The high street has been pummelled this year by several high profile retail administrations and store closure programmes.

House of Fraser, Maplin and Toys R Us have all gone bust, while New Look, Carpetright and Mothercare have all shut stores.

The casual dining space has also come under pressure, with Jamie’s Italian and Byron among the firms to close restaurants.

“We continue to see companies in the casual dining and retail spaces battle hard in the face of changing consumer attitudes towards spending, coupled with increased costs as a result of the living wage and business rates pressures,” Mr Nimmo said.

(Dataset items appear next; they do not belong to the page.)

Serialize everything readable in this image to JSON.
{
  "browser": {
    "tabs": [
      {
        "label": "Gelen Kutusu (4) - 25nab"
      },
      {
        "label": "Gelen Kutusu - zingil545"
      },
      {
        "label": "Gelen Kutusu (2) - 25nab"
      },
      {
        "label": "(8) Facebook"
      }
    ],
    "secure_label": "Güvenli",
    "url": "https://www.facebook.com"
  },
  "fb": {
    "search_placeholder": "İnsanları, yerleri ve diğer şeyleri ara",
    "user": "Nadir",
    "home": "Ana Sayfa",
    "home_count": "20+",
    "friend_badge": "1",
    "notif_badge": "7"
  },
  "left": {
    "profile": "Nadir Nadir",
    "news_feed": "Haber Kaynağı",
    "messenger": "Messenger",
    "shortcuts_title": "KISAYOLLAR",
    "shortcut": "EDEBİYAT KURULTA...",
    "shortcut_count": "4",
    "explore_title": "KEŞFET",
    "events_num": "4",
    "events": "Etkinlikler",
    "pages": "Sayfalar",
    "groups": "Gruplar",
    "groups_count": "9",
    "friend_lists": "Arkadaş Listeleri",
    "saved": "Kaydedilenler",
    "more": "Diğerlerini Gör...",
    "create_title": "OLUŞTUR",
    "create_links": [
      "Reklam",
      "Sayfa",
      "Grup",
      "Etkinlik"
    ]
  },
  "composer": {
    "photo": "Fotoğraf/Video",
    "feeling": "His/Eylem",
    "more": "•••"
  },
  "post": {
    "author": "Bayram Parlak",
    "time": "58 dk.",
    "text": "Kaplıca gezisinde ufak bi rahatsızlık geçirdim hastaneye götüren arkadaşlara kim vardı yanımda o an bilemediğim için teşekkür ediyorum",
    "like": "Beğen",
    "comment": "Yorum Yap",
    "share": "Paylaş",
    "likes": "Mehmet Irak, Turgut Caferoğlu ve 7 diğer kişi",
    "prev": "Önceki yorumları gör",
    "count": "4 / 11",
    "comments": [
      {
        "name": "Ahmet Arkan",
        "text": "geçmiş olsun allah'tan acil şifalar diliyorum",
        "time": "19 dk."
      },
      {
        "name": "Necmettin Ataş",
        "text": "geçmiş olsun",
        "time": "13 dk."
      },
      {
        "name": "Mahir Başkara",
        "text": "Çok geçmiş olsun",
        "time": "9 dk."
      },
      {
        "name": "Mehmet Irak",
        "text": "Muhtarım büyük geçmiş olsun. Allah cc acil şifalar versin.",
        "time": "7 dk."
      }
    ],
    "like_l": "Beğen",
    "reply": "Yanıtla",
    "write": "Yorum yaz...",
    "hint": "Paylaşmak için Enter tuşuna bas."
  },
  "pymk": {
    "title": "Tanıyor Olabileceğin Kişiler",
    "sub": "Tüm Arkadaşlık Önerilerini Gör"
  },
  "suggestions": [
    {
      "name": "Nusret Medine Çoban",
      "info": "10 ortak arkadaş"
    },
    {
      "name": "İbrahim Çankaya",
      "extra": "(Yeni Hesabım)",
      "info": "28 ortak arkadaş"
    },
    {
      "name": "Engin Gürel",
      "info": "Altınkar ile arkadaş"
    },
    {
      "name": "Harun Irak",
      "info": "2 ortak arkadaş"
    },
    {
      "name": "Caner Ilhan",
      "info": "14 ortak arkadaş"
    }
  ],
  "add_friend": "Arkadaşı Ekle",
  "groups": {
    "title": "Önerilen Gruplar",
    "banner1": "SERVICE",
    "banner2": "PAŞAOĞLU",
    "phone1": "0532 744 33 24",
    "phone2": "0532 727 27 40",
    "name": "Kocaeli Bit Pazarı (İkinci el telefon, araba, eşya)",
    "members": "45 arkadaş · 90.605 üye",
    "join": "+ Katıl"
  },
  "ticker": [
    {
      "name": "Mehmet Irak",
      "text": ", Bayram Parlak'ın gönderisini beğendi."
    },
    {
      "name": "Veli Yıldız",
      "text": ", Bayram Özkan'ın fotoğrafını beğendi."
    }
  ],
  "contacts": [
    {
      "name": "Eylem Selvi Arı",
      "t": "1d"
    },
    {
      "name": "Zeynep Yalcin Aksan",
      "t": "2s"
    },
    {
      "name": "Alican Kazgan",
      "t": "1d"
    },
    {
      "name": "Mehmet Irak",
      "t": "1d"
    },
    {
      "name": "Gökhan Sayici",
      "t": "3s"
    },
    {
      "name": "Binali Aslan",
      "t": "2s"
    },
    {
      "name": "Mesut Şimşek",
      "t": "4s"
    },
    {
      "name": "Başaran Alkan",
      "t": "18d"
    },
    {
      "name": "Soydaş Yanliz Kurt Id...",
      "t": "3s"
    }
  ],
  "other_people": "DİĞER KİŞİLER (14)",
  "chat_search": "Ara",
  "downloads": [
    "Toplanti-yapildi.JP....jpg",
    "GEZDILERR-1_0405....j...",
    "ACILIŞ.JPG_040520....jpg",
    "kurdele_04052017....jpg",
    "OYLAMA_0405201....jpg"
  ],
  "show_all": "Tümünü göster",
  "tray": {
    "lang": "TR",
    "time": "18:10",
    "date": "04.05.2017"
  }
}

“Whilst a number of chains have survived through the implementation of successful CVAs or via pre-pack administrations, inevitably there have been site closures and job losses across many parts of the country.”

But a study by KPMG of notices in the London Gazette shows the total number of companies in England and Wales entering into administration during the second quarter of 2018 fell sharply.

A total of 302 companies went into administration between April and June 2018, compared with 347 in the previous quarter, a fall of 13%.

Year-on-year, the number was up from 297 administrations seen during the same period in 2017.

Mr Nimmo added: “The latest figures reflect a relatively positive picture for most businesses.

“For the most part, adopting a long-term cautious approach appears to be paying off for the majority of firms, although sectoral-specific challenges and broader global economic changes will inevitably force some businesses to reconsider their operations and potentially restructure their organisations to improve efficiencies.”